The story is told in the first person, from Sabich’s point of view. So we learn a lot about his character as well. He, too, has a complicated and not entirely happy past. He understands very well the politics involved in working for a county prosecutor’s office, but isn’t blindly ambitious. He takes his job seriously and is a very talented attorney. It’s obvious that he didn’t become a deputy prosecutor only because he “knew the right people.”

Underlying everything in the novel and woven through it is the politics of prosecuting and defending cases. There’s also a strong element of county and other politics. Cases are often won or lost based on the judge assigned to the case, the attorney one can hire, and so on. And in this case, an election is on the line, and everyone knows that, including Sabich. In fact, one of the things that makes his character complicated is that he plays the political game himself when he has to. And he’s aware that he’s very fortunate as a defendant. He can use his knowledge of the politics involved, whereas many defendants cannot. In a way, this element of politics gives the novel a certain darkness. And yet, it’s realistic. There’s a certain depth to the story that would not be achieved if the politics involved weren’t integrated.

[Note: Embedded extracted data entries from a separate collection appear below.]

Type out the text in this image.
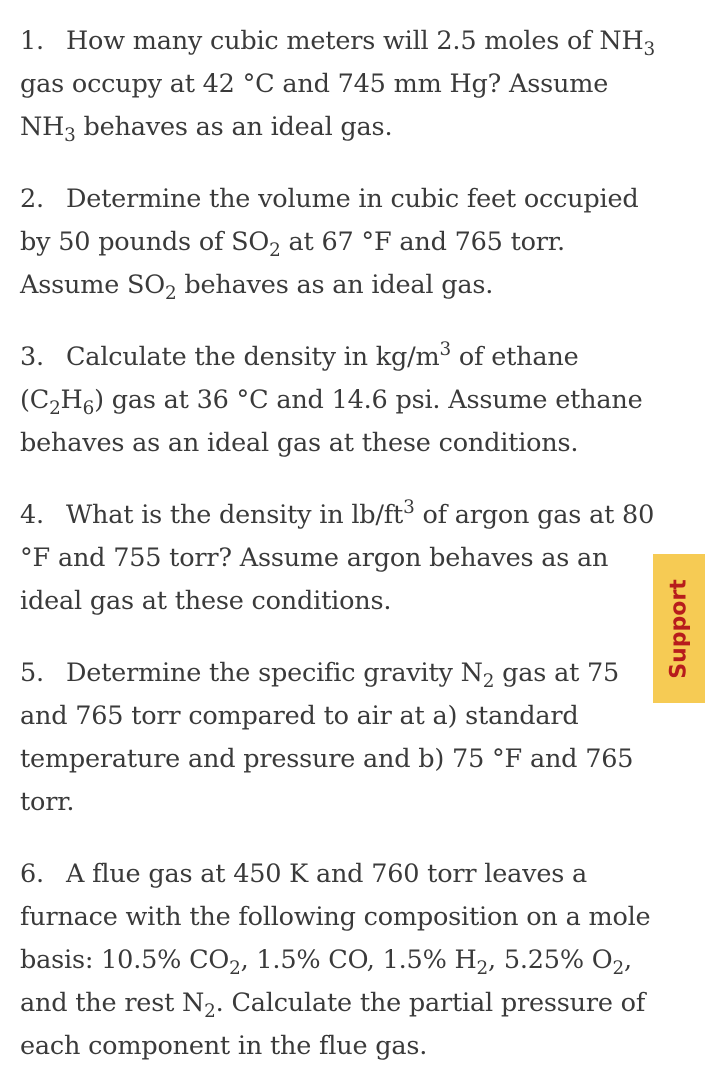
1. How many cubic meters will 2.5 moles of $NH_3$ gas occupy at 42 °C and 745 mm Hg? Assume $NH_3$ behaves as an ideal gas.
2. Determine the volume in cubic feet occupied by 50 pounds of $SO_2$ at 67 °F and 765 torr. Assume $SO_2$ behaves as an ideal gas.
3. Calculate the density in $kg/m^3$ of ethane $(C_2H_6)$ gas at 36 °C and 14.6 psi. Assume ethane behaves as an ideal gas at these conditions.
4. What is the density in $lb/ft^3$ of argon gas at 80 °F and 755 torr? Assume argon behaves as an ideal gas at these conditions.
5. Determine the specific gravity $N_2$ gas at 75 and 765 torr compared to air at a) standard temperature and pressure and b) 75 °F and 765 torr.
6. A flue gas at 450 K and 760 torr leaves a furnace with the following composition on a mole basis: 10.5% $CO_2$, 1.5% CO, 1.5% $H_2$, 5.25% $O_2$, and the rest $N_2$. Calculate the partial pressure of each component in the flue gas.
Support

A legal mystery that weaves together elements of the police procedural, courtroom drama and “backroom politics,” Presumed Innocent is also the character study of a strangely compelling victim and an attorney who suddenly finds himself at the center of a very ugly case.

Review by Margot Kinberg, Confessions of a Mystery Writer

About Scott Turow:

Born in Chicago, Illinois, The United States, in 1949.

Scott F. Turow is an American author and a practicing lawyer. Turow has written eight fiction and two nonfiction books, which have been translated into over 20 languages and have sold over 25 million copies. Movies have been based on several of his books.

The novel begins at the funeral of Carolyn Polhemus, a Kindle County prosecuting attorney. Polhemus was murdered, so the police and Kindle County Prosecutor Raymond Horgan are dealing with a full-scale investigation. Horgan is up for re-election, and this time he has a serious opponent, Nico Della Guardia. Horgan wants this case solved quickly and “by the book,” as he hopes it will give him political capital. So he assigns the investigation to his chief deputy prosecutor, Rožat “Rusty” Sabich, who has a good reputation as a successful attorney.

Sabich begins the work of finding Polhemus’ killer. What he doesn’t tell Horgan, though, is that he has a very personal stake in this matter; he was involved with Polhemus until just a few months before her murder. The investigation begins, though, and Sabich works with his friend Detective Dan Lipranzer to find out who would have wanted to kill Polhemus and why. As it turns out, Polhemus had a complicated past and a very ambitious outlook. It also turns out that she has a complex personal life, too. In fact, the more we learn about Polhemus the more of an enigma she seems to be.